15.04.2019

Niederösterreich: Start der Kampagne „Wir für Bienen“

„Damit das Naturland Niederösterreich jetzt im Frühling wieder aufblühen kann, dafür braucht es Millionen von Insekten, die unsere Blühpflanzen bestäuben, darunter Schmetterlinge, Käfer, Fliegen und vor allem Honig- und Wildbienen“, sagte heute LH-Stellvertreter Stephan Pernkopf im Haus für Natur in St. Pölten, wo er gemeinsam mit LK NÖ-Präsident Johannes Schmuckenschlager, der Junglandwirtin Elisabeth Kern und dem Imkermeister Wolfgang Messner die neue Kampagne „Wir für Bienen“ vorstellte.

„Zum Erblühen des Landes braucht es aber auch unsere Bäuerinnen und Bauern, die mit ihrer umweltgerechten Bewirtschaftung täglich im Einklang mit der Natur leben und arbeiten. Landwirtschaft und Artenvielfalt sind in Niederösterreich keine Gegensätze, unsere Bienen und unsere Bauern sind untrennbar miteinander verbunden. Die Landwirtschaft leistet einen wichtigen Beitrag zur Artenvielfalt, denn Wiesen, Felder, Blühstreifen und Wälder sind für Bienen und viele andere Lebewesen wertvolle Ökosysteme, die es zu schützen gilt“, so Pernkopf.

„Niederösterreich verzeichnet mit über 600 verschiedenen Wildbienenarten die höchste Bienendiversität aller mitteleuropäischen Staaten, mit mehr Bienenarten als beispielsweise ganz Deutschland“, betonte Imkermeister Messner. Junglandwirtin Kern verwies auf die Bedeutung von Schule und Landwirtschaft sowie das notwendige Verständnis der Bevölkerung, um das heimische Modell der kleinstrukturierten Familienbetriebe für die Zukunft sichern zu können.
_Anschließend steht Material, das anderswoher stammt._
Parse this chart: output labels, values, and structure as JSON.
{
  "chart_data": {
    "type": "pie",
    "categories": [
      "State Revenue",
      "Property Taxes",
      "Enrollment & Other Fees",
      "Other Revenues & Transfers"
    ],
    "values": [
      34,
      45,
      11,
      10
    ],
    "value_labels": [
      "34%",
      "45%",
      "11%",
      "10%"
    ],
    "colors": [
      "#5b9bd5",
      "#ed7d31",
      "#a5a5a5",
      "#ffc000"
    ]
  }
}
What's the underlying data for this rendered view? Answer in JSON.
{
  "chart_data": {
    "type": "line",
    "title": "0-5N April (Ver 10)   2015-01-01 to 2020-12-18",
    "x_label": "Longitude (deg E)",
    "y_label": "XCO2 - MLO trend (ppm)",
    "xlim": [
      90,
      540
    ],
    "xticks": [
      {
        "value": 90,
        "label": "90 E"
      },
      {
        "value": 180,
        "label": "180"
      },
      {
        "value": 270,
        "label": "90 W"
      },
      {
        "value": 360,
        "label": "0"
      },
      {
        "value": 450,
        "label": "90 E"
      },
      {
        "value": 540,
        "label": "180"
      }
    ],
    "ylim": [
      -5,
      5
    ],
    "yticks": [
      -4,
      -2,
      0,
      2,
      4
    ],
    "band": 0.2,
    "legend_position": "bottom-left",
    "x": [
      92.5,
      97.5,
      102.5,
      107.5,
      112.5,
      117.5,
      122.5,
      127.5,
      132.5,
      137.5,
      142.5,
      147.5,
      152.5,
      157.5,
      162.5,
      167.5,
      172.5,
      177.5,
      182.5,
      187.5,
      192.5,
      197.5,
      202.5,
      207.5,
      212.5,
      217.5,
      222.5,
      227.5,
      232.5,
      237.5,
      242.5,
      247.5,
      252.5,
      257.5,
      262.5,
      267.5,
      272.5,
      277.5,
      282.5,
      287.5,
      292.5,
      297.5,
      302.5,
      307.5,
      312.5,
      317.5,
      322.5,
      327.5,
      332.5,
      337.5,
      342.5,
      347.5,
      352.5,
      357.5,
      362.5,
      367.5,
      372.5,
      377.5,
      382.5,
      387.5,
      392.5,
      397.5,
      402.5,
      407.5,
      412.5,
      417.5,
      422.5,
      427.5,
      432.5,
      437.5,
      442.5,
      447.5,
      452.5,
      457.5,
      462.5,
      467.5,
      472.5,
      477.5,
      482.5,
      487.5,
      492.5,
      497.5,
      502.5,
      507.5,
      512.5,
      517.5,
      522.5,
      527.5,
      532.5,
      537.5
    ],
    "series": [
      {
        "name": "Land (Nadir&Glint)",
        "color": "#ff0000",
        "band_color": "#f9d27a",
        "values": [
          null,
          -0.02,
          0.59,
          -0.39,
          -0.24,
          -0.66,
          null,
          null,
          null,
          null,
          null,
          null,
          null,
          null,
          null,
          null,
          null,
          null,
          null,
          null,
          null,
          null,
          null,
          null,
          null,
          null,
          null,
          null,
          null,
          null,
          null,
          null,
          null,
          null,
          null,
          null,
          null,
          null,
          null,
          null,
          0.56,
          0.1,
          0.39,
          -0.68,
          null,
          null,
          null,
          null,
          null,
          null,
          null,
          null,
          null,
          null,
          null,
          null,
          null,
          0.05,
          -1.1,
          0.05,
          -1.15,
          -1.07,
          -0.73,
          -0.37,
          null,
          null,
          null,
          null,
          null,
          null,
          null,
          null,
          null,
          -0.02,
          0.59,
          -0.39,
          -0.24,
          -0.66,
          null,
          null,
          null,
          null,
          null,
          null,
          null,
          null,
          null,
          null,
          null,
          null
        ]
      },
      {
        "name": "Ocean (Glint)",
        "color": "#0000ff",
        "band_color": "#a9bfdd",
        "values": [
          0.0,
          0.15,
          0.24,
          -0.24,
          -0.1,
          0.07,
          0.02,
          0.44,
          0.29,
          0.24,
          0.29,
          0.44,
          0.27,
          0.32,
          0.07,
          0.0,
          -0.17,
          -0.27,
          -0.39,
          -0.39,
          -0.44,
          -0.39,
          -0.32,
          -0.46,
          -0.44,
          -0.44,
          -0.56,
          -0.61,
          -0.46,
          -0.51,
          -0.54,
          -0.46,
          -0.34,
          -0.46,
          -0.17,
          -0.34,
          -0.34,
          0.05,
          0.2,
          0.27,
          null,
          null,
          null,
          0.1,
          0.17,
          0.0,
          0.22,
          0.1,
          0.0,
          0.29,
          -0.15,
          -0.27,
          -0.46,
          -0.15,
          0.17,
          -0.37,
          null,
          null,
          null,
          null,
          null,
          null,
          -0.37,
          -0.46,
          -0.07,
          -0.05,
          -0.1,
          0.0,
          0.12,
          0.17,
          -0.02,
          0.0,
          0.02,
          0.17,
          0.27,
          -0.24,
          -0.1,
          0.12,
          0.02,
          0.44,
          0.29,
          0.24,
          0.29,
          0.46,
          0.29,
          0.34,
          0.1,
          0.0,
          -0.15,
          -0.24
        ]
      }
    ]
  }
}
Miteinander zwischen Bauern und Bienen aufzeigen

Die neue gemeinsame Kampagne „Wir für Bienen“ soll gleichermaßen informieren und motivieren, das Miteinander zwischen Bauern und Bienen aufzeigen sowie dafür sorgen, dass das Naturland Niederösterreich auch morgen noch so bunt blüht. „Die Kampagne soll das Wissen über die Leistungen der Insekten sowie über die Anstrengungen der heimischen Landwirtschaft in den Vordergrund stellen“, erläuterte Pernkopf und verwies bei den auf die Bestäubung durch Insekten angewiesenen landwirtschaftlichen Kulturen insbesondere auf Gurken, Kürbis und Paradeiser, aber auch auf Äpfel und Marillen sowie Raps, Sonnenblumen, Luzerne und viele Kleearten, die von den Bienen profitieren.

Biodiversitätsflächen geben Bienen Heimat

„Die Bauern geben auf insgesamt 230.000 ha blühenden Feldern den Bienen Heimat: 112.000 ha Begrünungs- und Biodiversitätsflächen sind wertvolle Ökosysteme, 23.000 ha Raps sind die Lieblingsnahrung für Bienen, 17.000 ha Sonnenblumen sind Bienen-und Augenweiden gleichzeitig, 12.000 ha Kürbis sorgen für Speiseöl. Dazu kommen noch die 770.000 ha Waldflächen, mehr als 40% der Landesfläche, welche die Grundlage für den Waldhonig liefern“, hielt Pernkopf fest und hob hervor, dass Niederösterreichs Bauern und Bäuerinnen Öko-Weltmeister seien: 90% nehmen am Umweltprogramm teil, 60% legen Biodiversitätsflächen an, 20% aller Betriebe wirtschaften biologisch.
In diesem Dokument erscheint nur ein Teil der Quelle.